Gedächtnisprobleme im Alter? Jetzt Studienteilnehmer:in werden!


Unbezahlte Kooperation mit der Charité Berlin Universitätsmedizin und dem Zentrum für Medizinische Versorgungsforschung des Universitätsklinikums Erlangen

„Mein Gehirn ist ein Sieb“ – Wenn Gedächtnisprobleme einsetzen

Herr M. ist besorgt. Seit einiger Zeit beobachtet er an sich Probleme mit dem Gedächtnis. Er vergisst wichtige Telefonnummern oder verlegt seine Geldbörse. Termine, die er sich früher ohne Probleme merken konnte, muss er sich nun notieren. Es fällt ihm zusehends schwerer, sich auf einen Film zu konzentrieren, da er immer wieder den roten Faden der Geschichte verliert. Komplizierte Anleitungen überfordern Herrn M. inzwischen, aufwändige Rezepte meidet er und kocht nun lieber einfache Speisen. Als die Zweifel immer größer werden, lässt er die Gedächtnisprobleme abklären. Nach einigen Gesprächen und Untersuchungen steht die Diagnose fest: Herr M. leidet an einer leichten kognitiven Beeinträchtigung. 

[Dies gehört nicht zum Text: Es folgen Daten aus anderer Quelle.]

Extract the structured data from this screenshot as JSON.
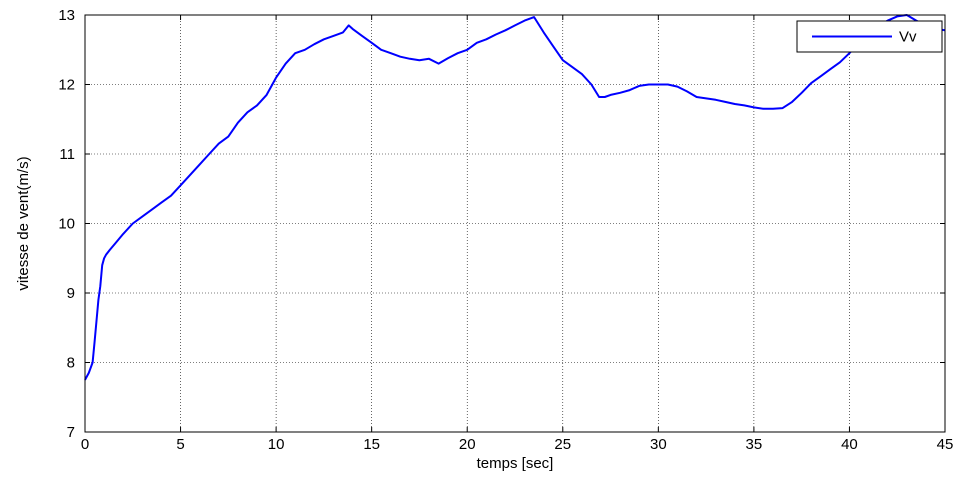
{
  "chart_data": {
    "type": "line",
    "title": "",
    "xlabel": "temps [sec]",
    "ylabel": "vitesse de vent(m/s)",
    "xlim": [
      0,
      45
    ],
    "ylim": [
      7,
      13
    ],
    "xticks": [
      0,
      5,
      10,
      15,
      20,
      25,
      30,
      35,
      40,
      45
    ],
    "yticks": [
      7,
      8,
      9,
      10,
      11,
      12,
      13
    ],
    "grid": true,
    "legend_position": "top-right",
    "series": [
      {
        "name": "Vv",
        "color": "#0000ff",
        "x": [
          0,
          0.2,
          0.4,
          0.5,
          0.6,
          0.7,
          0.8,
          0.9,
          1.0,
          1.1,
          1.3,
          1.6,
          2.0,
          2.5,
          3.0,
          3.5,
          4.0,
          4.5,
          5.0,
          5.5,
          6.0,
          6.5,
          7.0,
          7.5,
          8.0,
          8.5,
          9.0,
          9.5,
          10.0,
          10.5,
          11.0,
          11.5,
          12.0,
          12.5,
          13.0,
          13.5,
          13.8,
          14.0,
          14.5,
          15.0,
          15.5,
          16.0,
          16.5,
          17.0,
          17.5,
          18.0,
          18.5,
          19.0,
          19.5,
          20.0,
          20.5,
          21.0,
          21.5,
          22.0,
          22.5,
          23.0,
          23.5,
          24.0,
          24.5,
          25.0,
          25.5,
          26.0,
          26.5,
          26.9,
          27.2,
          27.5,
          28.0,
          28.5,
          29.0,
          29.5,
          30.0,
          30.5,
          31.0,
          31.5,
          32.0,
          32.5,
          33.0,
          33.5,
          34.0,
          34.5,
          35.0,
          35.5,
          36.0,
          36.5,
          37.0,
          37.5,
          38.0,
          38.5,
          39.0,
          39.5,
          40.0,
          40.5,
          41.0,
          41.5,
          42.0,
          42.5,
          43.0,
          43.5,
          44.0,
          44.5,
          45.0
        ],
        "y": [
          7.75,
          7.85,
          8.0,
          8.3,
          8.6,
          8.9,
          9.1,
          9.4,
          9.5,
          9.55,
          9.62,
          9.72,
          9.85,
          10.0,
          10.1,
          10.2,
          10.3,
          10.4,
          10.55,
          10.7,
          10.85,
          11.0,
          11.15,
          11.25,
          11.45,
          11.6,
          11.7,
          11.85,
          12.1,
          12.3,
          12.45,
          12.5,
          12.58,
          12.65,
          12.7,
          12.75,
          12.85,
          12.8,
          12.7,
          12.6,
          12.5,
          12.45,
          12.4,
          12.37,
          12.35,
          12.37,
          12.3,
          12.38,
          12.45,
          12.5,
          12.6,
          12.65,
          12.72,
          12.78,
          12.85,
          12.92,
          12.97,
          12.75,
          12.55,
          12.35,
          12.25,
          12.15,
          12.0,
          11.82,
          11.82,
          11.85,
          11.88,
          11.92,
          11.98,
          12.0,
          12.0,
          12.0,
          11.97,
          11.9,
          11.82,
          11.8,
          11.78,
          11.75,
          11.72,
          11.7,
          11.67,
          11.65,
          11.65,
          11.66,
          11.75,
          11.88,
          12.02,
          12.12,
          12.22,
          12.32,
          12.45,
          12.6,
          12.72,
          12.85,
          12.92,
          12.98,
          13.0,
          12.92,
          12.85,
          12.8,
          12.78
        ]
      }
    ]
  }
}
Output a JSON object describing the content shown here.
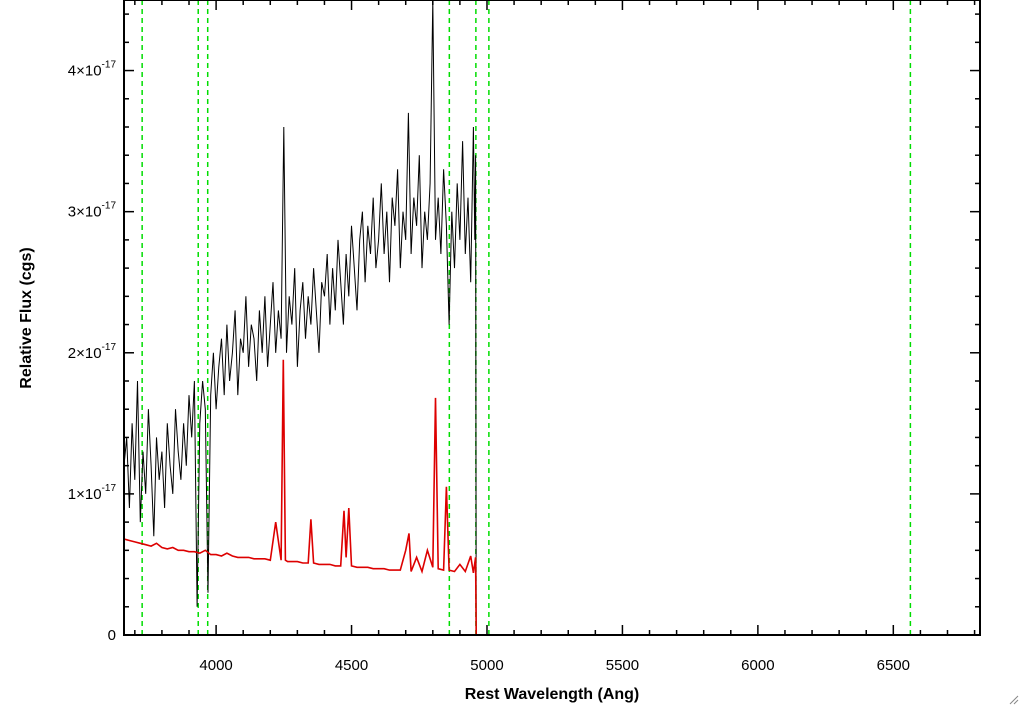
{
  "chart_data": {
    "type": "line",
    "title": "",
    "xlabel": "Rest Wavelength (Ang)",
    "ylabel": "Relative Flux (cgs)",
    "xlim": [
      3660,
      6820
    ],
    "ylim": [
      0,
      4.5e-17
    ],
    "x_ticks": [
      4000,
      4500,
      5000,
      5500,
      6000,
      6500
    ],
    "x_tick_labels": [
      "4000",
      "4500",
      "5000",
      "5500",
      "6000",
      "6500"
    ],
    "y_ticks": [
      0,
      1e-17,
      2e-17,
      3e-17,
      4e-17
    ],
    "y_tick_labels": [
      {
        "value": 0,
        "mantissa": "0",
        "exponent": ""
      },
      {
        "value": 1e-17,
        "mantissa": "1×10",
        "exponent": "-17"
      },
      {
        "value": 2e-17,
        "mantissa": "2×10",
        "exponent": "-17"
      },
      {
        "value": 3e-17,
        "mantissa": "3×10",
        "exponent": "-17"
      },
      {
        "value": 4e-17,
        "mantissa": "4×10",
        "exponent": "-17"
      }
    ],
    "grid": false,
    "legend": "none",
    "vertical_reference_lines": {
      "color": "#00dd00",
      "style": "dashed",
      "x": [
        3727,
        3934,
        3969,
        4861,
        4959,
        5007,
        6563
      ]
    },
    "series": [
      {
        "color": "#000000",
        "x": [
          3660,
          3670,
          3680,
          3690,
          3700,
          3710,
          3720,
          3730,
          3740,
          3750,
          3760,
          3770,
          3780,
          3790,
          3800,
          3810,
          3820,
          3830,
          3840,
          3850,
          3860,
          3870,
          3880,
          3890,
          3900,
          3910,
          3920,
          3930,
          3940,
          3950,
          3960,
          3970,
          3980,
          3990,
          4000,
          4010,
          4020,
          4030,
          4040,
          4050,
          4060,
          4070,
          4080,
          4090,
          4100,
          4110,
          4120,
          4130,
          4140,
          4150,
          4160,
          4170,
          4180,
          4190,
          4200,
          4210,
          4220,
          4230,
          4240,
          4250,
          4260,
          4270,
          4280,
          4290,
          4300,
          4310,
          4320,
          4330,
          4340,
          4350,
          4360,
          4370,
          4380,
          4390,
          4400,
          4410,
          4420,
          4430,
          4440,
          4450,
          4460,
          4470,
          4480,
          4490,
          4500,
          4510,
          4520,
          4530,
          4540,
          4550,
          4560,
          4570,
          4580,
          4590,
          4600,
          4610,
          4620,
          4630,
          4640,
          4650,
          4660,
          4670,
          4680,
          4690,
          4700,
          4710,
          4720,
          4730,
          4740,
          4750,
          4760,
          4770,
          4780,
          4790,
          4800,
          4810,
          4820,
          4830,
          4840,
          4850,
          4860,
          4870,
          4880,
          4890,
          4900,
          4910,
          4920,
          4930,
          4940,
          4950,
          4955,
          4958,
          4960,
          5000,
          5500,
          6000,
          6500,
          6820
        ],
        "values": [
          1.2e-17,
          1.4e-17,
          9e-18,
          1.5e-17,
          1.1e-17,
          1.8e-17,
          8e-18,
          1.3e-17,
          1e-17,
          1.6e-17,
          1.2e-17,
          7e-18,
          1.4e-17,
          1.1e-17,
          1.3e-17,
          9e-18,
          1.5e-17,
          1.2e-17,
          1e-17,
          1.6e-17,
          1.3e-17,
          1.1e-17,
          1.5e-17,
          1.2e-17,
          1.7e-17,
          1.4e-17,
          1.8e-17,
          2e-18,
          1.5e-17,
          1.8e-17,
          1.6e-17,
          3e-18,
          1.7e-17,
          2e-17,
          1.6e-17,
          1.9e-17,
          2.1e-17,
          1.7e-17,
          2.2e-17,
          1.8e-17,
          2e-17,
          2.3e-17,
          1.7e-17,
          2.1e-17,
          2e-17,
          2.4e-17,
          1.9e-17,
          2.2e-17,
          2.1e-17,
          1.8e-17,
          2.3e-17,
          2e-17,
          2.4e-17,
          1.9e-17,
          2.2e-17,
          2.5e-17,
          2e-17,
          2.3e-17,
          2.1e-17,
          3.6e-17,
          2e-17,
          2.4e-17,
          2.2e-17,
          2.6e-17,
          1.9e-17,
          2.3e-17,
          2.5e-17,
          2.1e-17,
          2.4e-17,
          2.2e-17,
          2.6e-17,
          2.3e-17,
          2e-17,
          2.5e-17,
          2.4e-17,
          2.7e-17,
          2.2e-17,
          2.6e-17,
          2.3e-17,
          2.8e-17,
          2.5e-17,
          2.2e-17,
          2.7e-17,
          2.4e-17,
          2.9e-17,
          2.6e-17,
          2.3e-17,
          2.8e-17,
          3e-17,
          2.5e-17,
          2.9e-17,
          2.7e-17,
          3.1e-17,
          2.6e-17,
          2.8e-17,
          3.2e-17,
          2.7e-17,
          3e-17,
          2.5e-17,
          3.1e-17,
          2.9e-17,
          3.3e-17,
          2.6e-17,
          3e-17,
          2.8e-17,
          3.7e-17,
          2.7e-17,
          3.1e-17,
          2.9e-17,
          3.4e-17,
          2.6e-17,
          3e-17,
          2.8e-17,
          3.2e-17,
          4.5e-17,
          2.8e-17,
          3.1e-17,
          2.7e-17,
          3.3e-17,
          2.9e-17,
          2.2e-17,
          3e-17,
          2.6e-17,
          3.2e-17,
          2.8e-17,
          3.5e-17,
          2.7e-17,
          3.1e-17,
          2.5e-17,
          3.6e-17,
          2.8e-17,
          3.4e-17,
          0,
          0,
          0,
          0,
          0,
          0
        ]
      },
      {
        "color": "#dd0000",
        "x": [
          3660,
          3680,
          3700,
          3720,
          3740,
          3760,
          3780,
          3800,
          3820,
          3840,
          3860,
          3880,
          3900,
          3920,
          3940,
          3960,
          3980,
          4000,
          4020,
          4040,
          4060,
          4080,
          4100,
          4120,
          4140,
          4160,
          4180,
          4200,
          4220,
          4240,
          4248,
          4256,
          4264,
          4280,
          4300,
          4320,
          4340,
          4350,
          4360,
          4380,
          4400,
          4420,
          4440,
          4460,
          4472,
          4480,
          4490,
          4500,
          4520,
          4540,
          4560,
          4580,
          4600,
          4620,
          4640,
          4660,
          4680,
          4700,
          4712,
          4720,
          4740,
          4760,
          4780,
          4800,
          4810,
          4820,
          4840,
          4850,
          4860,
          4880,
          4900,
          4920,
          4940,
          4950,
          4958,
          4960,
          5000,
          5500,
          6000,
          6500,
          6820
        ],
        "values": [
          6.8e-18,
          6.7e-18,
          6.6e-18,
          6.5e-18,
          6.4e-18,
          6.3e-18,
          6.5e-18,
          6.2e-18,
          6.1e-18,
          6.2e-18,
          6e-18,
          6e-18,
          5.9e-18,
          5.9e-18,
          5.8e-18,
          6e-18,
          5.7e-18,
          5.7e-18,
          5.6e-18,
          5.8e-18,
          5.6e-18,
          5.5e-18,
          5.5e-18,
          5.5e-18,
          5.4e-18,
          5.4e-18,
          5.4e-18,
          5.3e-18,
          8e-18,
          5.3e-18,
          1.95e-17,
          5.3e-18,
          5.2e-18,
          5.2e-18,
          5.2e-18,
          5.1e-18,
          5.1e-18,
          8.2e-18,
          5.1e-18,
          5e-18,
          5e-18,
          5e-18,
          4.9e-18,
          4.9e-18,
          8.8e-18,
          5.5e-18,
          9e-18,
          4.9e-18,
          4.8e-18,
          4.8e-18,
          4.8e-18,
          4.7e-18,
          4.7e-18,
          4.7e-18,
          4.6e-18,
          4.6e-18,
          4.6e-18,
          6e-18,
          7.2e-18,
          4.5e-18,
          5.5e-18,
          4.5e-18,
          6e-18,
          4.8e-18,
          1.68e-17,
          4.7e-18,
          4.6e-18,
          1.05e-17,
          4.6e-18,
          4.5e-18,
          5e-18,
          4.5e-18,
          5.6e-18,
          4.4e-18,
          5.5e-18,
          0,
          0,
          0,
          0,
          0,
          0
        ]
      }
    ]
  }
}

Leichte kognitive Beeinträchtigung: Was heißt das überhaupt? 

Der Fachbegriff „kognitiv“ bezeichnet alle Bereiche, die das Denken betreffen. Eine leichte kognitive Beeinträchtigung kann also grob mit Schwierigkeiten in der Gedächtnis- und Konzentrationsleistung übersetzt werden. 

Auch in der Wissenschaft ist die Definition nicht ganz einfach, da diese „Abweichung vom Normalen“ erst seit wenigen Jahren genauer erforscht wird. Die Fachliteratur erklär das so: 

Bei Menschen mit einer leichten kognitiven Störung nimmt mindestens eine Leistung, die mit dem Gehirn zu tun hat, leicht ab. Häufig verschlechtern sich besonders das Gedächtnis und die Lernfähigkeit. Aber auch die Aufmerksamkeit, die Sprache, die Steuerung des Verhaltens, die körperlichen Bewegungen oder das soziale Verhalten können betroffen sein. Wichtig ist, dass diese Veränderungen nicht durch das Alter oder Vorerkrankungen erklärt werden können. Für eine Diagnose müssen die Verschlechterungen von den Betroffenen selbst oder Angehörigen bemerkt und durch Ärzt*innen oder Psycholog*innen bestätigt werden.

Insgesamt führen die beschriebenen Probleme nicht dazu, dass die Betroffenen ihr tägliches Leben nicht mehr allein bewältigen können. Es kann jedoch meist so, dass die Betroffenen mehr Zeit und Energie für die Bewältigung des Alltags investieren müssen. Deshalb ist die leichte kognitive Beeinträchtigung auch nicht mit einer Demenz zu verwechseln: Betroffene mit Demenz brauchen viel mehr Hilfe bei der Bewältigung ihres Alltags. Sie sind nicht mehr selbstständig. 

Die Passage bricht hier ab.